[clang] 857bf5d - [FIX] Do not copy an llvm::function_ref if it has to be reused

Arthur O'Dwyer via cfe-commits cfe-commits at lists.llvm.org
Sun Mar 22 11:37:56 PDT 2020


On Sun, Mar 22, 2020 at 1:48 PM David Blaikie via cfe-commits <
cfe-commits at lists.llvm.org> wrote:

> On Sun, Mar 22, 2020 at 10:40 AM Johannes Doerfert <johannes at jdoerfert.de>
> wrote:
>
>> Some buildbots, I think only Windows buildbots for some reason, crashed
>> in this function.
>>
>> The reason, as described, is that an `llvm::function_ref` cannot be
>> copied and then reused. It just happened to work on almost all
>> configurations.
>>
>
> That doesn't seem to be accurate, or if it is there's a lot of mistakes in
> the codebase - basically every function_ref parameter I can see in LLVM is
> passing by value, not by const ref. The implementation of
> llvm::function_ref looks quite copyable so long as it doesn't outlive the
> functor it is pointing to.
>

David is correct. llvm::function_ref, like std::reference_wrapper, is a
trivially copyable type, and it's designed to be copied.
Like string_view and reference_wrapper, function_ref is designed to be
passed by value. Redundantly passing function_ref *again by reference* is a
code smell.

I've also checked the code here, and it looks like there are only two
callers of `anyScoreOrCondition` — both in Sema/SemaOpenMP.cpp — and they
are both fine. FWIW, I would recommend reverting Johannes' change and
seeing if those Windows buildbots are still unhappy (and if so, why).

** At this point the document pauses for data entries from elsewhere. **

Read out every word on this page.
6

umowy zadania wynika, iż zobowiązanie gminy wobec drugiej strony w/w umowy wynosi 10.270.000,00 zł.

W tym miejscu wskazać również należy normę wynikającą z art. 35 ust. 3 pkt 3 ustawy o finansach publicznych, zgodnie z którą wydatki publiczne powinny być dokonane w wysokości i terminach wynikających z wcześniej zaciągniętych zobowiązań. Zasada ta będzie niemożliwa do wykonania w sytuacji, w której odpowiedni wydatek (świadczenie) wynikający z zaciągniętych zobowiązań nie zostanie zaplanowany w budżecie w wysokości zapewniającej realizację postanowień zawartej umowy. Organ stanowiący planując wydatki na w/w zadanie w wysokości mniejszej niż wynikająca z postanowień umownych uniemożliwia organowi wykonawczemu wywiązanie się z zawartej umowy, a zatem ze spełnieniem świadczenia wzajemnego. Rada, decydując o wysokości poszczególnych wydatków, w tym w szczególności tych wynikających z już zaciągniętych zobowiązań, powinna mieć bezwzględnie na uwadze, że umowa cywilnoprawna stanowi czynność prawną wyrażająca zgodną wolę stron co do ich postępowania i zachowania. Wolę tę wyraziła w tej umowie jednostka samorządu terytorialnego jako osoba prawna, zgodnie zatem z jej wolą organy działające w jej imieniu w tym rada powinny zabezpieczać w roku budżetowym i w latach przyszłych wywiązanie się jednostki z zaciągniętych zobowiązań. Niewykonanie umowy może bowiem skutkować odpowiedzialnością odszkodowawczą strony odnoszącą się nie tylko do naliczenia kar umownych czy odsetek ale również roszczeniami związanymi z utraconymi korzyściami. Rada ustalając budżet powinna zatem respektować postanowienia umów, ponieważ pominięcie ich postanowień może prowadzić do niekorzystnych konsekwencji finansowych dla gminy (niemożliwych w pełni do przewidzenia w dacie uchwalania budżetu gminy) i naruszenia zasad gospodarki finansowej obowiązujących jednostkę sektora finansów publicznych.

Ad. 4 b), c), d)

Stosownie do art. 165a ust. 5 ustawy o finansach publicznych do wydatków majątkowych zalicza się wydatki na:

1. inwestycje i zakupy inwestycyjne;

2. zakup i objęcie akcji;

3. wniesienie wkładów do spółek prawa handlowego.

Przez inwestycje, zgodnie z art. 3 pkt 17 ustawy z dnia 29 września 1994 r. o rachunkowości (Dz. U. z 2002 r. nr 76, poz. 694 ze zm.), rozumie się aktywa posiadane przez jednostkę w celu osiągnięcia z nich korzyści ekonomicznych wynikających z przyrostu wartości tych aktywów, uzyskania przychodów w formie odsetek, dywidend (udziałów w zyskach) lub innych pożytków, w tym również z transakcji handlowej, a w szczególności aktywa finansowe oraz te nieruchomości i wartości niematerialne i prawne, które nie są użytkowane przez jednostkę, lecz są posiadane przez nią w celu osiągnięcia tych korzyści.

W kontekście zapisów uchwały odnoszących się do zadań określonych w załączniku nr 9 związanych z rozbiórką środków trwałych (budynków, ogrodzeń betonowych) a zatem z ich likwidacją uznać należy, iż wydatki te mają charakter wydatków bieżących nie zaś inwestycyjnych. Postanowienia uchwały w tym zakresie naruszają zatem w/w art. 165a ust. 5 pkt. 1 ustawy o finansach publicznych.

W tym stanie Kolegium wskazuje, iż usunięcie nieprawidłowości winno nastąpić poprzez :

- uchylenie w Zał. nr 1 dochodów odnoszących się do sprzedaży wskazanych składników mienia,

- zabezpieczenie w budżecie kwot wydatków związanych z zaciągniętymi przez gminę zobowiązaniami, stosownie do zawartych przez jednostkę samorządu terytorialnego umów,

Btw, one failure mode I'm aware of, but which I believe is NOT relevant in
Johannes' case, is that `function_ref`'s converting constructor behaves
differently from its copy constructor.

int main()

{

    auto lamb = [](){ return 42; };

    auto sheep = [](){ return 43; };

    llvm::function_ref<int()> one = lamb;


    llvm::function_ref<int()> twoA = one;    // twoA refers to lamb

    llvm::function_ref<short()> twoB = one;  // twoB refers to one which
refers to lamb


    one = sheep;


    assert(twoA() == 42);  // twoA refers to lamb

    assert(twoB() == 43);  // twoB refers to one which refers to sheep

}

That is, if you have a function that takes a parameter of type
function_ref<A>, and someone passes it an argument of type function_ref<B>,
then inside the function your parameter will be referring to that argument
itself instead of to its referent.
However, in Johannes' particular case, we have no function_refs referring
to other function_refs. We just make a lambda and take a function_ref to
it, the end. So I'm pretty sure this pitfall is irrelevant.